From the author of the acclaimed Roll with It comes a moving novel about a girl with a sensory processing disorder who has to find her own voice after her whole world turns upside down.
Lou Montgomery has the voice of an angel, or so her mother tells her and anyone else who will listen. But Lou can only hear the fear in her own voice. She’s never liked crowds or loud noises or even high fives; in fact, she’s terrified of them, which makes her pretty sure there’s something wrong with her.
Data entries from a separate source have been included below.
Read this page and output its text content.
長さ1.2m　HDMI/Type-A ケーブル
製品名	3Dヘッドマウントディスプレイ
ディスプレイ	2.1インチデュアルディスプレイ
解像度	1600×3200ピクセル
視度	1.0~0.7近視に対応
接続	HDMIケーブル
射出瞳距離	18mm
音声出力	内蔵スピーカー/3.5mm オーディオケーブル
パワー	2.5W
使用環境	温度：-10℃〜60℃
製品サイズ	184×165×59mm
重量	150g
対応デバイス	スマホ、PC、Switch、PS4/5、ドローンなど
When Lou crashes their pickup on a dark and snowy road, child services separate the mother-daughter duo. Now she has to start all over again at a fancy private school far away from anything she’s ever known. With help from an outgoing new friend, her aunt and uncle, and the school counselor, she begins to see things differently. A sensory processing disorder isn’t something to be ashamed of, and music might just be the thing that saves Lou—and maybe her mom, too.
About the Author
Jamie Sumner is the author of Roll with It, Tune It Out, One Kid’s Trash, and The Summer of June. Her work has appeared in TheNew York Times, The Washington Post, and other publications. She loves stories that celebrate the grit and beauty in all kids. She is also the mother of a son with cerebral palsy and has written extensively about parenting a child with special needs. She and her family live in Nashville, Tennessee. Visit her at Jamie-Sumner.com.
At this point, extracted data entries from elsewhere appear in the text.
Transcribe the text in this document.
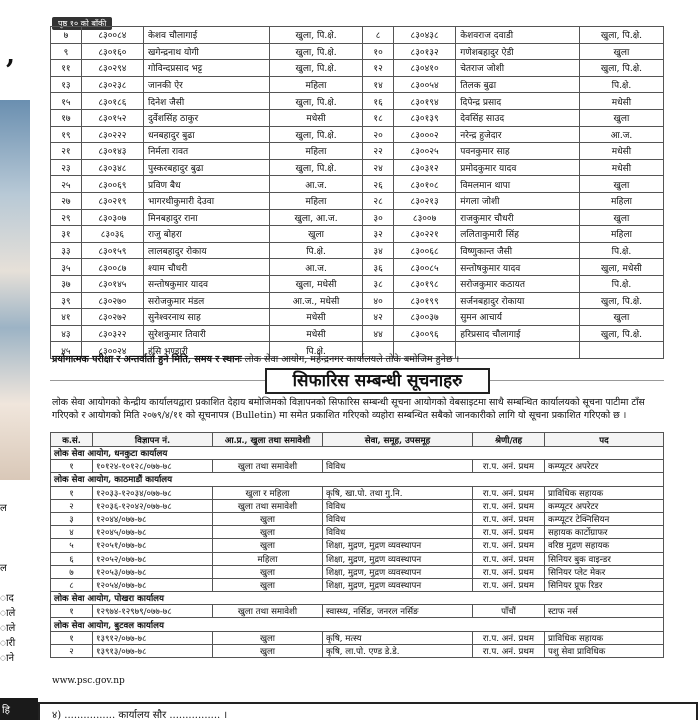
,
ल
ल
ाद
ाले
ाले
ारी
ाने
हि
पृष्ठ १० को बाँकी
७	८३००८४	केशव चौलागाई	खुला, पि.क्षे.	८	८३०४३८	केशवराज दवाडी	खुला, पि.क्षे.
९	८३०१६०	खगेन्द्रनाथ योगी	खुला, पि.क्षे.	१०	८३०१३२	गणेशबहादुर ऐडी	खुला
११	८३०२९४	गोविन्दप्रसाद भट्ट	खुला, पि.क्षे.	१२	८३०४१०	चेतराज जोशी	खुला, पि.क्षे.
१३	८३०२३८	जानकी ऐर	महिला	१४	८३००५४	तिलक बुढा	पि.क्षे.
१५	८३०१८६	दिनेश जैसी	खुला, पि.क्षे.	१६	८३०१९४	दिपेन्द्र प्रसाद	मधेसी
१७	८३०१५२	दुर्वेशसिंह ठाकुर	मधेसी	१८	८३०१३९	देवसिंह साउद	खुला
१९	८३०२२२	धनबहादुर बुढा	खुला, पि.क्षे.	२०	८३०००२	नरेन्द्र हुजेदार	आ.ज.
२१	८३०१४३	निर्मला रावत	महिला	२२	८३००२५	पवनकुमार साह	मधेसी
२३	८३०३४८	पुस्करबहादुर बुढा	खुला, पि.क्षे.	२४	८३०३१२	प्रमोदकुमार यादव	मधेसी
२५	८३००६९	प्रविण बैध	आ.ज.	२६	८३०१०८	विमलमान थापा	खुला
२७	८३०२१९	भागरथीकुमारी देउवा	महिला	२८	८३०२१३	मंगला जोशी	महिला
२९	८३०३०७	मिनबहादुर राना	खुला, आ.ज.	३०	८३००७	राजकुमार चौधरी	खुला
३१	८३०३६	राजु बोहरा	खुला	३२	८३०२२१	ललिताकुमारी सिंह	महिला
३३	८३०१५९	लालबहादुर रोकाय	पि.क्षे.	३४	८३००६८	विष्णुकान्त जैसी	पि.क्षे.
३५	८३००८७	श्याम चौधरी	आ.ज.	३६	८३००८५	सन्तोषकुमार यादव	खुला, मधेसी
३७	८३०१४५	सन्तोषकुमार यादव	खुला, मधेसी	३८	८३०१९८	सरोजकुमार कठायत	पि.क्षे.
३९	८३०२७०	सरोजकुमार मंडल	आ.ज., मधेसी	४०	८३०१९९	सर्जनबहादुर रोकाया	खुला, पि.क्षे.
४१	८३०२७२	सुनेश्वरनाथ साह	मधेसी	४२	८३००३७	सुमन आचार्य	खुला
४३	८३०३२२	सुरेशकुमार तिवारी	मधेसी	४४	८३००९६	हरिप्रसाद चौलागाई	खुला, पि.क्षे.
४५	८३००२४	हंसि भण्डारी	पि.क्षे.				
प्रयोगात्मक परीक्षा र अन्तर्वार्ता हुने मिति, समय र स्थानः लोक सेवा आयोग, महेन्द्रनगर कार्यालयले तोके बमोजिम हुनेछ ।
सिफारिस सम्बन्धी सूचनाहरु
लोक सेवा आयोगको केन्द्रीय कार्यालयद्वारा प्रकाशित देहाय बमोजिमको विज्ञापनको सिफारिस सम्बन्धी सूचना आयोगको वेबसाइटमा साथै सम्बन्धित कार्यालयको सूचना पाटीमा टाँस गरिएको र आयोगको मिति २०७९/४/११ को सूचनापत्र (Bulletin) मा समेत प्रकाशित गरिएको व्यहोरा सम्बन्धित सबैको जानकारीको लागि यो सूचना प्रकाशित गरिएको छ ।
क.सं.	विज्ञापन नं.	आ.प्र., खुला तथा समावेशी	सेवा, समूह, उपसमूह	श्रेणी/तह	पद
लोक सेवा आयोग, धनकुटा कार्यालय					
१	१०१२४-१०१२८/०७७-७८	खुला तथा समावेशी	विविध	रा.प. अनं. प्रथम	कम्प्यूटर अपरेटर
लोक सेवा आयोग, काठमाडौं कार्यालय					
१	१२०३३-१२०३४/०७७-७८	खुला र महिला	कृषि, खा.पो. तथा गु.नि.	रा.प. अनं. प्रथम	प्राविधिक सहायक
२	१२०३६-१२०४२/०७७-७८	खुला तथा समावेशी	विविध	रा.प. अनं. प्रथम	कम्प्यूटर अपरेटर
३	१२०४४/०७७-७८	खुला	विविध	रा.प. अनं. प्रथम	कम्प्यूटर टेक्निसियन
४	१२०४५/०७७-७८	खुला	विविध	रा.प. अनं. प्रथम	सहायक कार्टोग्राफर
५	१२०५१/०७७-७८	खुला	शिक्षा, मुद्रण, मुद्रण व्यवस्थापन	रा.प. अनं. प्रथम	वरिष्ठ मुद्रण सहायक
६	१२०५२/०७७-७८	महिला	शिक्षा, मुद्रण, मुद्रण व्यवस्थापन	रा.प. अनं. प्रथम	सिनियर बुक वाइन्डर
७	१२०५३/०७७-७८	खुला	शिक्षा, मुद्रण, मुद्रण व्यवस्थापन	रा.प. अनं. प्रथम	सिनियर प्लेट मेकर
८	१२०५४/०७७-७८	खुला	शिक्षा, मुद्रण, मुद्रण व्यवस्थापन	रा.प. अनं. प्रथम	सिनियर प्रूफ रिडर
लोक सेवा आयोग, पोखरा कार्यालय					
१	१२९७४-१२९७९/०७७-७८	खुला तथा समावेशी	स्वास्थ्य, नर्सिङ, जनरल नर्सिङ	पाँचौं	स्टाफ नर्स
लोक सेवा आयोग, बुटवल कार्यालय					
१	१३९१२/०७७-७८	खुला	कृषि, मत्स्य	रा.प. अनं. प्रथम	प्राविधिक सहायक
२	१३९१३/०७७-७८	खुला	कृषि, ला.पो. एण्ड डे.डे.	रा.प. अनं. प्रथम	पशु सेवा प्राविधिक
www.psc.gov.np
४) ................ कार्यालय सौर ................ ।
* “Her voice alternately wry, naïve, and wise beyond her years, Lou confronts sensory overload, self-consciousness, and her simultaneous love for and anger toward her mother in poetic, poignant prose. . . A vivid, sensitive exploration of invisible disability, family bonds, and the complex reality of happily-ever-after.” — Kirkus Reviews, STARRED Review
* “Readers will fall in love with Lou Montgomery in this uplifting story, as she learns the power of music and the importance of family and friends.” — School Library Journal, STARRED Review
* "Employing Lou’s clear voice and well-drawn relationships between complex characters, Sumner explores the challenges Lou faces as a result of her neuroatypicality and financially insecure past, culminating in an appealing, sensitively told tale."